India is participating in Olympics since 1928 and China started its sojourn four years later (1932). They did not participate in the Games from 1956 to 1980 but returned at the 1984 Los Angeles Games with a bang winning a total of 32 medals out of which 15 were gold medals. Since then, its success graph has only soared at every Games. 
Since 1992 Barcelona Olympics their medals tally never came below 50 medals.
In comparison to that, India’s medals can be counted on fingers. Their best was at 2012 London where it bagged six medals (three silver and three bronze. Yogeshwar Dutt’s bronze was upgraded to silver recently).
Those six medals prompted the so-called pundits of the game to predict that India would win atleast 8-9 medals at Rio. But their predications went horribly wrong as the athletes were buried under the heavy pressure of expectations.
Shockingly, India returned with just two medals.
Not that the shooters, and other athletes performed badly. 
There were some very close defeats. Shooters Jitu Rai and Abhinav Bindra missed the target by whisker while gymnast Dipa Karmakar filled the countrymen heart with pride before being pipped by eventual gold medal winner from US Simone Biles. Tennis players Sania Mirza and Rohan Bopanna, too, were on the cusp of winning a third spot but missed it narrowly.
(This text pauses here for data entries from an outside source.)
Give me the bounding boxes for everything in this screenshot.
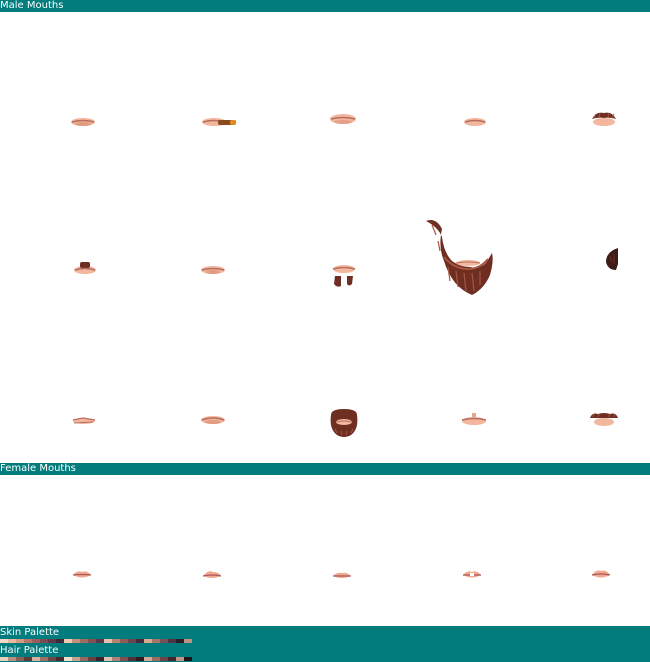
long-beard-icon[interactable] [422,217,496,299]
palette-swatch [64,657,72,661]
palette-swatch [48,657,56,661]
mouth-cigar-icon[interactable] [200,114,238,130]
palette-swatch [80,639,88,643]
mouth-icon[interactable] [70,114,96,128]
palette-swatch [128,657,136,661]
palette-swatch [80,657,88,661]
palette-swatch [112,639,120,643]
palette-swatch [176,657,184,661]
female-mouths-panel [0,475,650,626]
palette-swatch [168,657,176,661]
palette-swatch [32,657,40,661]
palette-swatch [0,657,8,661]
palette-swatch [40,639,48,643]
palette-swatch [120,657,128,661]
palette-swatch [128,639,136,643]
section-title: Male Mouths [0,0,64,11]
palette-swatch [8,657,16,661]
mouth-icon[interactable] [200,262,226,276]
palette-swatch [152,657,160,661]
mouth-icon[interactable] [590,567,612,581]
hair-palette-swatches [0,657,192,661]
palette-swatch [184,657,192,661]
male-mouths-panel [0,12,650,463]
palette-swatch [16,639,24,643]
palette-swatch [88,657,96,661]
palette-swatch [144,657,152,661]
mouth-icon[interactable] [201,568,223,582]
palette-swatch [104,639,112,643]
palette-swatch [24,639,32,643]
mouth-icon[interactable] [331,570,353,582]
palette-swatch [136,639,144,643]
palette-swatch [32,639,40,643]
skin-palette-swatches [0,639,192,643]
skin-palette-label: Skin Palette [0,627,60,638]
palette-swatch [8,639,16,643]
mouth-goatee-icon[interactable] [331,262,357,290]
mouth-icon[interactable] [71,414,97,428]
palette-swatch [40,657,48,661]
palette-swatch [160,639,168,643]
palette-swatch [168,639,176,643]
palette-swatch [96,657,104,661]
mouth-icon[interactable] [329,112,357,126]
section-title: Female Mouths [0,463,76,474]
palette-swatch [72,657,80,661]
palette-swatch [160,657,168,661]
mouth-mustache-icon[interactable] [590,110,618,128]
palette-swatch [136,657,144,661]
palette-panel: Skin Palette Hair Palette [0,626,650,662]
palette-swatch [88,639,96,643]
palette-swatch [120,639,128,643]
palette-swatch [72,639,80,643]
mouth-icon[interactable] [200,412,226,426]
mouth-icon[interactable] [461,568,483,582]
mouth-icon[interactable] [463,114,487,128]
mouth-small-beard-icon[interactable] [72,260,98,278]
palette-swatch [16,657,24,661]
mouth-icon[interactable] [460,412,488,428]
palette-swatch [24,657,32,661]
mouth-handlebar-mustache-icon[interactable] [588,410,620,428]
palette-swatch [112,657,120,661]
palette-swatch [56,657,64,661]
palette-swatch [176,639,184,643]
palette-swatch [0,639,8,643]
palette-swatch [184,639,192,643]
palette-swatch [152,639,160,643]
hair-palette-label: Hair Palette [0,645,59,656]
palette-swatch [96,639,104,643]
palette-swatch [104,657,112,661]
palette-swatch [64,639,72,643]
palette-swatch [144,639,152,643]
palette-swatch [48,639,56,643]
full-beard-icon[interactable] [329,409,359,437]
sideburn-icon[interactable] [604,248,622,272]
section-header-male: Male Mouths [0,0,650,12]
palette-swatch [56,639,64,643]
mouth-icon[interactable] [71,568,93,582]
section-header-female: Female Mouths [0,463,650,475]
But overall, the expectation from a contingent of 118 athletes, was only to win medals in single digit which they still failed to achieve.
In India’s comparison, Thailand had 56 athletes at Rio and six returned with medals. A really good show, it could be said. They participated in less number of sports and concentrated on them rather than marking their attendance in as many as they can.
India, too, can ponder upon on concentrating on few sports and develop players in those games.
Badminton, tennis, wrestling, archery, shooting, hockey have won medals for India in pervious games.
Why not concentrate on these sports from the grassroot level for next 10-15 years.
Pullela Gopichand worked for over a decade in his academy to give India two medal winners.
Government can also think on ‘privatising’ these few sports by handing them totally to private firms. Olympic Gold Quest, JSW and a few others are already pouring in money to prepare champions. And the results are there for everybody to see.
Such firms should be handed a few sports and the results would definitely see an upward journey in 2024 Games.